General information
- Type: two-seat aerobatic aircraft
- National origin: Russia
- Manufacturer: Laros OKB
- Designer: Vladimir P. Lapshin
- Number built: 1

History
- First flight: 14 June 2013

= Laros-100 =

Russian light aircraft designed for aerobatics flying

The Laros-100 is a Russian light aircraft specifically designed for aerobatics flying.

==Design and development==

The Laros-100 has a high wing of rectangular plan mounted at 0° angle of incidence and without dihedral. It has two spars which, like the ribs, are made from aluminium alloy and is aluminium-skinned. Its ailerons are horn-balanced; there are no flaps. A single faired strut on each side braces the wing to the lower fuselage.

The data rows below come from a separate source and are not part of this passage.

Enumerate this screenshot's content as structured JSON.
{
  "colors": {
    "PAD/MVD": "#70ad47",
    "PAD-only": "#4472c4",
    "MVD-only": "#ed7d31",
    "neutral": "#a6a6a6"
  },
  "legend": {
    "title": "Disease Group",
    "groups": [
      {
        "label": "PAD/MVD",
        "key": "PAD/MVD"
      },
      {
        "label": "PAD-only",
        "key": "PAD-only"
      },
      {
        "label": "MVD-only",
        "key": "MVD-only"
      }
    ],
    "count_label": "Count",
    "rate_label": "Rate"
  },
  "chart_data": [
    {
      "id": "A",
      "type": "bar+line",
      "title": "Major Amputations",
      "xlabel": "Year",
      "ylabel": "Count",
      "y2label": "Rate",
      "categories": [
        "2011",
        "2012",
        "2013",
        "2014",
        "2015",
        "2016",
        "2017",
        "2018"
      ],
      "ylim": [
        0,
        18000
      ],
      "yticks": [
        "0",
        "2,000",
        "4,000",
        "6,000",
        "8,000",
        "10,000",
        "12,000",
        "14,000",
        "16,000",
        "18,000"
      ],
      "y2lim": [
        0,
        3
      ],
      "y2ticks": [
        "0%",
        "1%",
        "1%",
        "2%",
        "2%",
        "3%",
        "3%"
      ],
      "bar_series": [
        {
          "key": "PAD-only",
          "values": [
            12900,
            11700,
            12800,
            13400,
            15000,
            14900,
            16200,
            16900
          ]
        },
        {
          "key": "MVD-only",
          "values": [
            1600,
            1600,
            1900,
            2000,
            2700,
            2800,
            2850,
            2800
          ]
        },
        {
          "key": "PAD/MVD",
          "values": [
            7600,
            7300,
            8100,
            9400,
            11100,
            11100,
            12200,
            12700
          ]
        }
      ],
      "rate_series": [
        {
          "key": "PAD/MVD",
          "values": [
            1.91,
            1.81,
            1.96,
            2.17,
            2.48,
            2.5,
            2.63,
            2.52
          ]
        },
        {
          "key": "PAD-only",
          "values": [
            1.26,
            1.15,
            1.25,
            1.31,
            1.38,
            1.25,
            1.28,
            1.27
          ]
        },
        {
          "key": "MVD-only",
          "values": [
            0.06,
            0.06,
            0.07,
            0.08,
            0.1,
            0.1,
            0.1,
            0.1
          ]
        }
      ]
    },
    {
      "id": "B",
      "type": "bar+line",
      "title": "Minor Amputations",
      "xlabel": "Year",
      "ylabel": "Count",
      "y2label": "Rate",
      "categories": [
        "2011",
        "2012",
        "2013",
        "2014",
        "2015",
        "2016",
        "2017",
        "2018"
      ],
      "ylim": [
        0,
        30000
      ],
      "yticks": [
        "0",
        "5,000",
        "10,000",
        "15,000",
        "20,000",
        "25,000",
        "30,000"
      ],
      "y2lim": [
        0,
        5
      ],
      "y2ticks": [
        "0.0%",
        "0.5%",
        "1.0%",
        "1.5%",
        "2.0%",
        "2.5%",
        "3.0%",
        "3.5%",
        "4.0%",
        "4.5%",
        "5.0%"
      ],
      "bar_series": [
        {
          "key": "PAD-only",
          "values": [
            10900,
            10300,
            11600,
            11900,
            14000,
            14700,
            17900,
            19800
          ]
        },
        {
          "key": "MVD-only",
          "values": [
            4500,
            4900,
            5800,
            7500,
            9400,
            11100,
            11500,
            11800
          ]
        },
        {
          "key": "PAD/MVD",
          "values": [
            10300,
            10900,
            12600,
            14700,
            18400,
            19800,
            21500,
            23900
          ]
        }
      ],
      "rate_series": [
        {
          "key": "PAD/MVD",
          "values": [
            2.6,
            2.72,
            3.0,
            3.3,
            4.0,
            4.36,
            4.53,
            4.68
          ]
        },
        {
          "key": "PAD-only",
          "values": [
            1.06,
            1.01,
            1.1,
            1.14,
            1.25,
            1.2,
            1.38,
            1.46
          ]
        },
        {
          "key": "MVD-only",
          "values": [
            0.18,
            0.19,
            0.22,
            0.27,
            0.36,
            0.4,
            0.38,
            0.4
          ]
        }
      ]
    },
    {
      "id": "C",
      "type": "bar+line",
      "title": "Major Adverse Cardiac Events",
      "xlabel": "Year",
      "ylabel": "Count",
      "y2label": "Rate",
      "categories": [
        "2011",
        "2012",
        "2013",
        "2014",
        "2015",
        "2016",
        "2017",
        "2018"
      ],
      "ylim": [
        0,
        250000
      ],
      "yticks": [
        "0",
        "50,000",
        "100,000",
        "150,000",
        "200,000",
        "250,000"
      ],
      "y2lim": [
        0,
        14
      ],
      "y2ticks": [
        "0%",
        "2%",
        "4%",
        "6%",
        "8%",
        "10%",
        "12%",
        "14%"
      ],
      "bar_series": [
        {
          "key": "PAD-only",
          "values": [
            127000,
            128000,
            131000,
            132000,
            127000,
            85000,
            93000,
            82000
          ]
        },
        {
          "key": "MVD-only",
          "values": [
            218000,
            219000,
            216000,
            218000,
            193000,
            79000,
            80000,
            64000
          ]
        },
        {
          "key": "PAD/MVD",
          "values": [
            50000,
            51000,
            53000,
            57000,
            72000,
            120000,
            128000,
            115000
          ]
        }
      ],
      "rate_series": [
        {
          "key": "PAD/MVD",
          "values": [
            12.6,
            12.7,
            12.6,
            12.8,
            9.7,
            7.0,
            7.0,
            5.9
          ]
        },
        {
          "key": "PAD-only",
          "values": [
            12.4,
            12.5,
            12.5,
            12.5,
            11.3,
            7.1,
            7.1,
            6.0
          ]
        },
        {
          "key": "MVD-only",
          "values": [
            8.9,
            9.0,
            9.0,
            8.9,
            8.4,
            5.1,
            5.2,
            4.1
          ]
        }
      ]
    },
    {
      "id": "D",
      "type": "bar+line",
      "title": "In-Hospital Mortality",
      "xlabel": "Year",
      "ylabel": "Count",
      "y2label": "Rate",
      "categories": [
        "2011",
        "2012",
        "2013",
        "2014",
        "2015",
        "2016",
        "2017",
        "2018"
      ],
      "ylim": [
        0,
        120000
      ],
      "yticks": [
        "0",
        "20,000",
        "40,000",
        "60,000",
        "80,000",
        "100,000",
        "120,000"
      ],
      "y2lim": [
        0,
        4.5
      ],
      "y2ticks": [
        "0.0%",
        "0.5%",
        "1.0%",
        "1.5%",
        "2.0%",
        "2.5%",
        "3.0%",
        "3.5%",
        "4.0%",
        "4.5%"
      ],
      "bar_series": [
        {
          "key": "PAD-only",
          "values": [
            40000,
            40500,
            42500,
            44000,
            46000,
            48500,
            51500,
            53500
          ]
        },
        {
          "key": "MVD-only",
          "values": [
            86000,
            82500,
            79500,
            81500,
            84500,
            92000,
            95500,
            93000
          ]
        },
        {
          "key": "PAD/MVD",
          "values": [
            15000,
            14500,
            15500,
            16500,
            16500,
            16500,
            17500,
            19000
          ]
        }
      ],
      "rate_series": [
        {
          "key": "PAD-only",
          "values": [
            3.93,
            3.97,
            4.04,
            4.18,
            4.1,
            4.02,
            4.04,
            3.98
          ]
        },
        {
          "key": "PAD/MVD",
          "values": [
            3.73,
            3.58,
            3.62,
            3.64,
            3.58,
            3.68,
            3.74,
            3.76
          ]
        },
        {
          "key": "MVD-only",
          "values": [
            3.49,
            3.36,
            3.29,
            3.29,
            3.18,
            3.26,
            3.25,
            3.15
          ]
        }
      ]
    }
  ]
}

The fuselage has a steel tube structure which is aluminium-skinned. Its 200 hp Lycoming AEIO-360 engine is conventionally nose-mounted and drives a two-blade propeller. Apart from its windscreen, the cabin is under the wing and seats two in tandem, with access by two starboard-side, forward-hinged doors. In profile the fuselage tapers to the tail, providing ground clearance for a tailwheel undercarriage. Both tail surfaces are trapezoidal in outline, with the tailplane on top of the fuselage. The port-side elevator carries an electrically powered trim tab.

The prototype has conventional landing gear, though proposed production models offered nosewheel gear as an alternative. The mainwheels are mounted, unfaired, on cantilever legs and has hydraulic brakes. The tailwheel is steerable and fully castoring.

==Operational history==

The Laros-100 first flew on 14 June 2013 from Drakino airfield, Serpukhov, piloted by Yevgeny Frolov. It first appeared in public two months later at the 2013 Moscow Salon. There are no reports of production or of sales apart from that of the prototype, which was put on offer in 2014.